Lebanon approves $556M in cash payments for struggling families
The subsidy would give eligible families much-needed relief in the Middle East nation in the throes of an economic meltdown.
Lebanon’s parliament on Wednesday approved cash payments for families struggling financially, a move that will cost $556m a year and could allow the lifting of a $6bn subsidy programme for basic goods.
Every family eligible for the programme would receive around $93 a month, a source close to the government told Reuters news agency.
The Middle Eastern nation is in the throes of a burgeoning financial crisis, which has plunged more than half of its people into poverty and which leaves households struggling to afford basic goods.
Lebanon’s currency has lost more than 90 percent of its value since October 2019.
Frustration and anger continue to spill into the streets, with anti-government protests and demonstrations sweeping the nation. Critics say the government has failed to offer a credible financial solution that could unlock billions of dollars in international aid.
The World Bank warned earlier this month that Lebanon’s economic crisis could rank as one of the top three worst the world has seen over the past 150 years.
Shortages of critical items including medicine and fuel have worsened in the past month as the central bank has run short of funds to finance the programme.
And Lebanon’s energy ministry dealt a serious blow to already besieged pocketbooks on Tuesday by raising fuel prices by more than 35 percent.
The price hikes will pile even more pressure on Lebanese consumers both at the pumps and elsewhere. Long queues for fuel have turned violent in recent days as the frustration grows.
And some hospitals are postponing elective surgeries to save on vital medical supplies such as anaesthetics.

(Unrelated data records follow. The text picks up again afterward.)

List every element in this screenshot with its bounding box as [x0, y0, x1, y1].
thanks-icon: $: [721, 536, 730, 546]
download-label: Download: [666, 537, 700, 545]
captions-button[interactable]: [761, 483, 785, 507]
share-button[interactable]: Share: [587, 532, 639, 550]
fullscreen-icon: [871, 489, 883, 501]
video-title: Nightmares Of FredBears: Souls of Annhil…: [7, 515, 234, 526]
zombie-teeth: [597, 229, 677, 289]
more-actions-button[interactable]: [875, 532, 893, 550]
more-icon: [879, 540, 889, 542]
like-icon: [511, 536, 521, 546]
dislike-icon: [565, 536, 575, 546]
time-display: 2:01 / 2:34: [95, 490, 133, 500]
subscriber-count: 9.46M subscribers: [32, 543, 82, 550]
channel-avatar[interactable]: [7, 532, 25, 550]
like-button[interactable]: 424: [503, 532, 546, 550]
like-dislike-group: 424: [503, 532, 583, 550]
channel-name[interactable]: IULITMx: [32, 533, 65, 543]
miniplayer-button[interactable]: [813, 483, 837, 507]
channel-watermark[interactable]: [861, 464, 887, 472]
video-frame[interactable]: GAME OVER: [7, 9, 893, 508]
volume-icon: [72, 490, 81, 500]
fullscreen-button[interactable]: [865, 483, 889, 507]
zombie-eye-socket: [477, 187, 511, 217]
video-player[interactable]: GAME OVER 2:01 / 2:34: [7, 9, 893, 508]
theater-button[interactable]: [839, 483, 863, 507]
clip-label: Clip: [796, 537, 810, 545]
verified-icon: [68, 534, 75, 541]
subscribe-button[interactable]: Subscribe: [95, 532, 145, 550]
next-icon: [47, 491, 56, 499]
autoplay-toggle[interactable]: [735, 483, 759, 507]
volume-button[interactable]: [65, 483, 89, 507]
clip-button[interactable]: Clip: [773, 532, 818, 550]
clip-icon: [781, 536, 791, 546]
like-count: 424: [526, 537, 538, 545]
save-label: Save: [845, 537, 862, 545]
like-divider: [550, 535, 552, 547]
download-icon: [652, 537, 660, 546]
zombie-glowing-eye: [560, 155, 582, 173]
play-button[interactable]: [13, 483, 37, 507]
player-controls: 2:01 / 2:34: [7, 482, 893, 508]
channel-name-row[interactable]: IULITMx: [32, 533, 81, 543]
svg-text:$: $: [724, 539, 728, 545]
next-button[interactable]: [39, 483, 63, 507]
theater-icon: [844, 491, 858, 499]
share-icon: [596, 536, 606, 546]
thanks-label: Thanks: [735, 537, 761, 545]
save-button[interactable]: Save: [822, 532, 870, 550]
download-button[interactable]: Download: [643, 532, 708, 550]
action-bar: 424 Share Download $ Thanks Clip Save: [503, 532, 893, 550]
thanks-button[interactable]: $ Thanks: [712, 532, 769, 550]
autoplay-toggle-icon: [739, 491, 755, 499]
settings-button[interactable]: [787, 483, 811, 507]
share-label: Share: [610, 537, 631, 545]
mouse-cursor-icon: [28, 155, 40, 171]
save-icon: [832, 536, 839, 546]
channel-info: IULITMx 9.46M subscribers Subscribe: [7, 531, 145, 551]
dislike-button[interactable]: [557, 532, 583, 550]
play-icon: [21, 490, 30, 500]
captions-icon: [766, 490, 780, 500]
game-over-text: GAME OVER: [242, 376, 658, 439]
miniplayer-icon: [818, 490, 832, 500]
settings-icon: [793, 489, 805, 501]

Lebanon’s central bank has requested the government give it the legal green light to dip into mandatory reserves. The request is a sign that the bank has all but run out of its foreign reserves.
Mandatory reserves – hard currency deposits parked by local lenders at the central bank – are a percentage of customer deposits and are usually not accessed unless exceptional circumstances call for it.
Lebanon’s parliament instructed the government to issue an approval for exceptional credit to finance the cash subsidy programme.
The move indicates that this would be funded through the central bank’s mandatory reserves, a member of parliament told Reuters news agency.
The United Nations has warned that lifting subsidies could cause a “social catastrophe”, given the lack of government services and financial assistance to help struggling Lebanese.